Amazon has been at the forefront of everything related to eCommerce since the term was coined twenty years ago. They have been online since 1995and while many companies from that period have faded into history, Amazon have thrived. They grew from being an online bookseller to becoming the largest retailer in the world. They have successfully moved with the times. Where they have led, many have followed. On average, an Amazon customer will spend $968 with Amazon annually* so it is worth taking notice of what they do. There is much that we can learn from such a successful company.

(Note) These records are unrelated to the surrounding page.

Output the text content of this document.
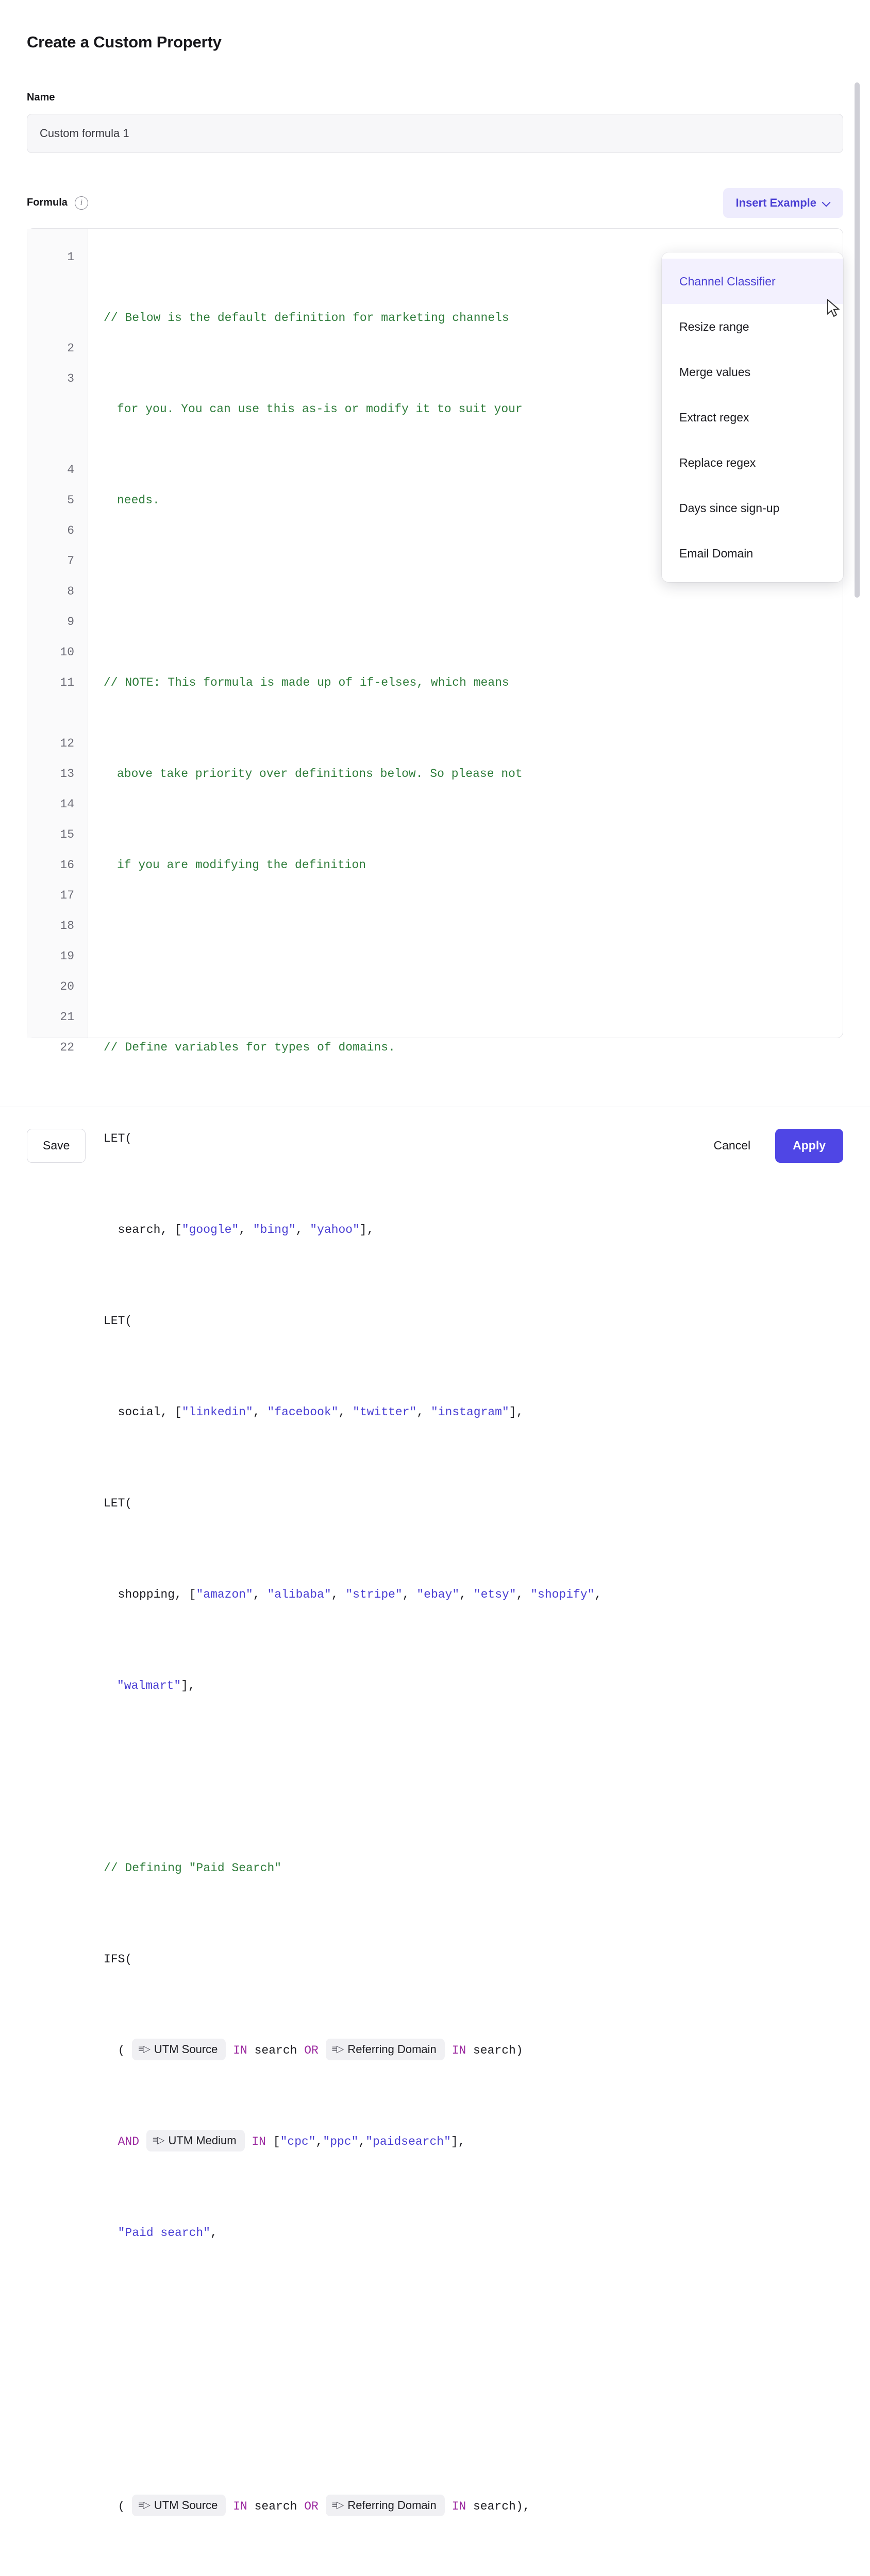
Create a Custom Property
Name
Custom formula 1
Formula	i	Insert Example
1
2
3
4
5
6
7
8
9
10
11
12
13
14
15
16
17
18
19
20
21
22

// Below is the default definition for marketing channels

for you. You can use this as-is or modify it to suit your

needs.

// NOTE: This formula is made up of if-elses, which means

above take priority over definitions below. So please not

if you are modifying the definition

// Define variables for types of domains.

LET(

search, ["google", "bing", "yahoo"],

LET(

social, ["linkedin", "facebook", "twitter", "instagram"],

LET(

shopping, ["amazon", "alibaba", "stripe", "ebay", "etsy", "shopify",

"walmart"],

// Defining "Paid Search"

IFS(

( ≡▷ UTM Source IN search OR ≡▷ Referring Domain IN search)

AND ≡▷ UTM Medium IN ["cpc","ppc","paidsearch"],

"Paid search",

( ≡▷ UTM Source IN search OR ≡▷ Referring Domain IN search),

Channel Classifier
Resize range
Merge values
Extract regex
Replace regex
Days since sign-up
Email Domain
Save	Cancel	Apply
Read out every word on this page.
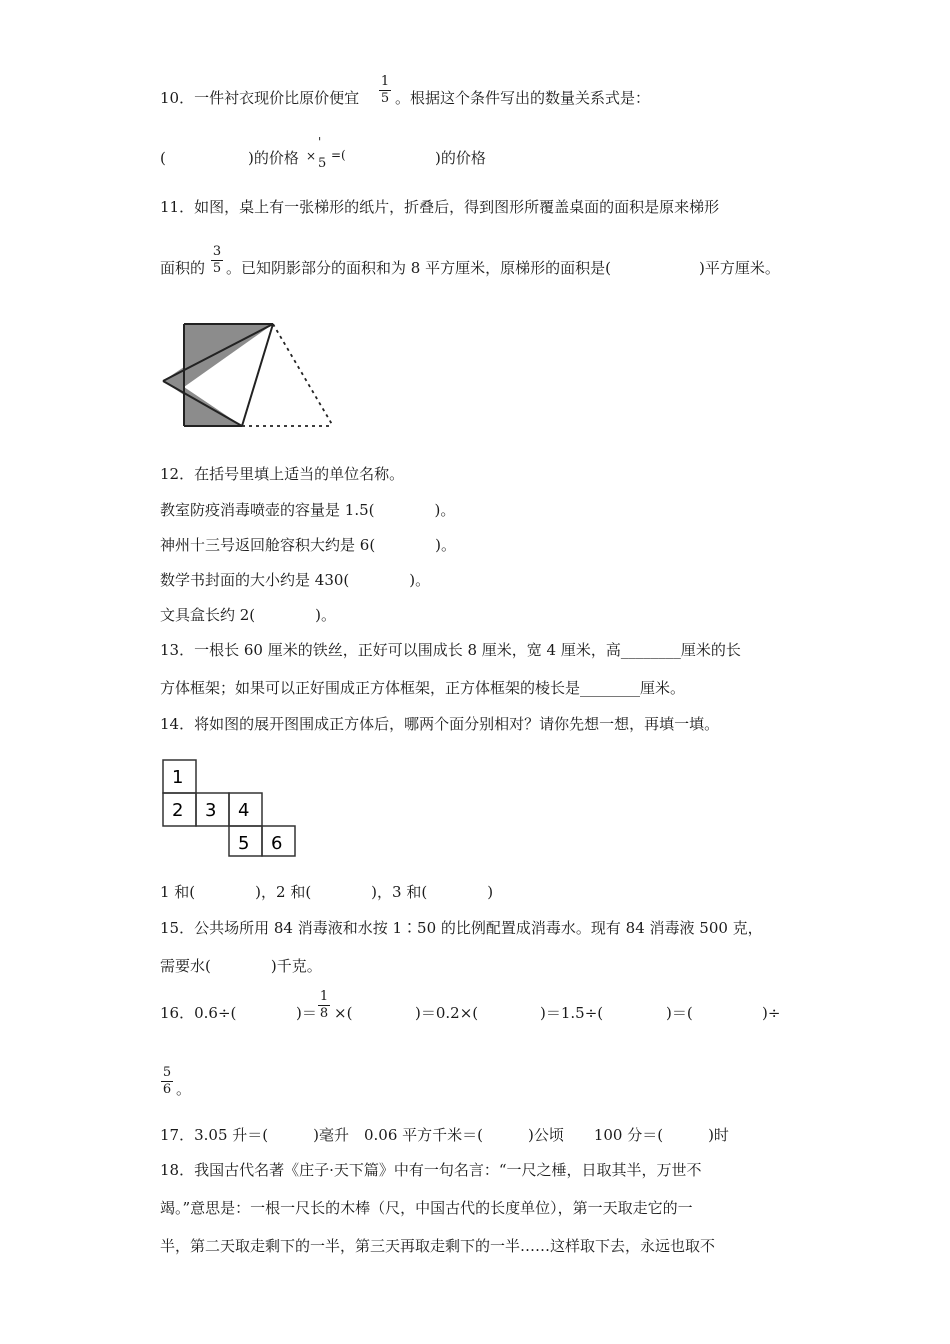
10．一件衬衣现价比原价便宜 $\frac{1}{5}$ 。根据这个条件写出的数量关系式是：
(	)的价格 ×
'
5
=(	)的价格
11．如图，桌上有一张梯形的纸片，折叠后，得到图形所覆盖桌面的面积是原来梯形
面积的 $\frac{3}{5}$ 。已知阴影部分的面积和为 8 平方厘米，原梯形的面积是(	)平方厘米。
12．在括号里填上适当的单位名称。
教室防疫消毒喷壶的容量是 1.5(　　　　)。
神州十三号返回舱容积大约是 6(　　　　)。
数学书封面的大小约是 430(　　　　)。
文具盒长约 2(　　　　)。
13．一根长 60 厘米的铁丝，正好可以围成长 8 厘米，宽 4 厘米，高________厘米的长
方体框架；如果可以正好围成正方体框架，正方体框架的棱长是________厘米。
14．将如图的展开图围成正方体后，哪两个面分别相对？请你先想一想，再填一填。
1
2 3 4
5 6
1 和(　　　　)，2 和(　　　　)，3 和(　　　　)
15．公共场所用 84 消毒液和水按 1∶50 的比例配置成消毒水。现有 84 消毒液 500 克，
需要水(　　　　)千克。
16．0.6÷(	)＝ $\frac{1}{8}$ ×(	)＝0.2×(	)＝1.5÷(	)＝(	)÷
$\frac{5}{6}$ 。
17．3.05 升＝(　　　)毫升　0.06 平方千米＝(　　　)公顷　　100 分＝(　　　)时
18．我国古代名著《庄子·天下篇》中有一句名言：“一尺之棰，日取其半，万世不
竭。”意思是：一根一尺长的木棒（尺，中国古代的长度单位），第一天取走它的一
半，第二天取走剩下的一半，第三天再取走剩下的一半……这样取下去，永远也取不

A key goal of every business is to sell more to existing customers. After all the business has spent the time and money to acquire that new customer, so why not use upsells? Amazon has become well-known for bundling up products in an effort to sell more to each customer. Everyone who has used Amazon will be familiar with the recommendations on their site and the recommendations that Amazon sends by email…..
It is very interesting when Amazon pull back the curtain and describe how they operate. A report by Greg Linden, Brent Smith, and Jeremy York** gives insight into their recommendations algorithm.
The authors describe how they use recommendation algorithms to personalise the online store for each individual. The end result is that click-through rates of web and email based advertising vastly exceed banner ads and best seller lists.
However completing this task is not straight forward. The challenge is to succeed in producing personalised recommendations that are accurate in under a second.
The difficulty lies in dealing with huge amounts of data for millions of customers. When we place side by side the gargantuan amount of customer data with huge product catalogues, it is of little wonder that a lot of thought has to go into getting fast and reliable recommendations.
Added to this there is the issue of having very small amounts of data for new customers and sometimes too much data for long term customers to make accurate recommendations. Customer preferences are also volatile. Customer behaviour might bring new information that the algorithm has to adjust to.
With that in mind, the authors describe the shortcomings of traditional recommendation algorithms. A traditional algorithm will seek to match a user’s purchase preferences with a set of past customers who have a similar purchase history. The algorithm will then disregard any items in the set that have been purchased already and will make recommendations of the remaining items. However this type of algorithm can quickly run into performance and scalability issues. If you have large amounts of customers and they in turn have purchased large amounts of different items the number of iterations becomes very large very fast. This has an adverse effect on the speed and accuracy of the recommendations.
Amazon has developed what they call “item to item collaborative filtering”. This involves making recommendations on the product level rather than on the user level. Amazon has developed their algorithm to recognise products that customers generally purchase together. One approach would be to look at complementary products such as golf clubs and golf balls. However there are many products that do not fit so neatly into such pairs. Therefore the amazon algorithm looks at the similarities between one product and all related products. Customers can also go in and change their preferences manually to ensure Amazon is making the correct recommendations. This helps them get around the challenge of dealing with such huge data sets. It requires only sub-second processing time to generate online recommendations. This algorithm can react immediately to changes in a user’s data, and makes recommendations for all users regardless of the number of purchases and ratings. This type of algorithm gets around the issues of matching huge amounts of user data with huge amount of product data that we discussed earlier.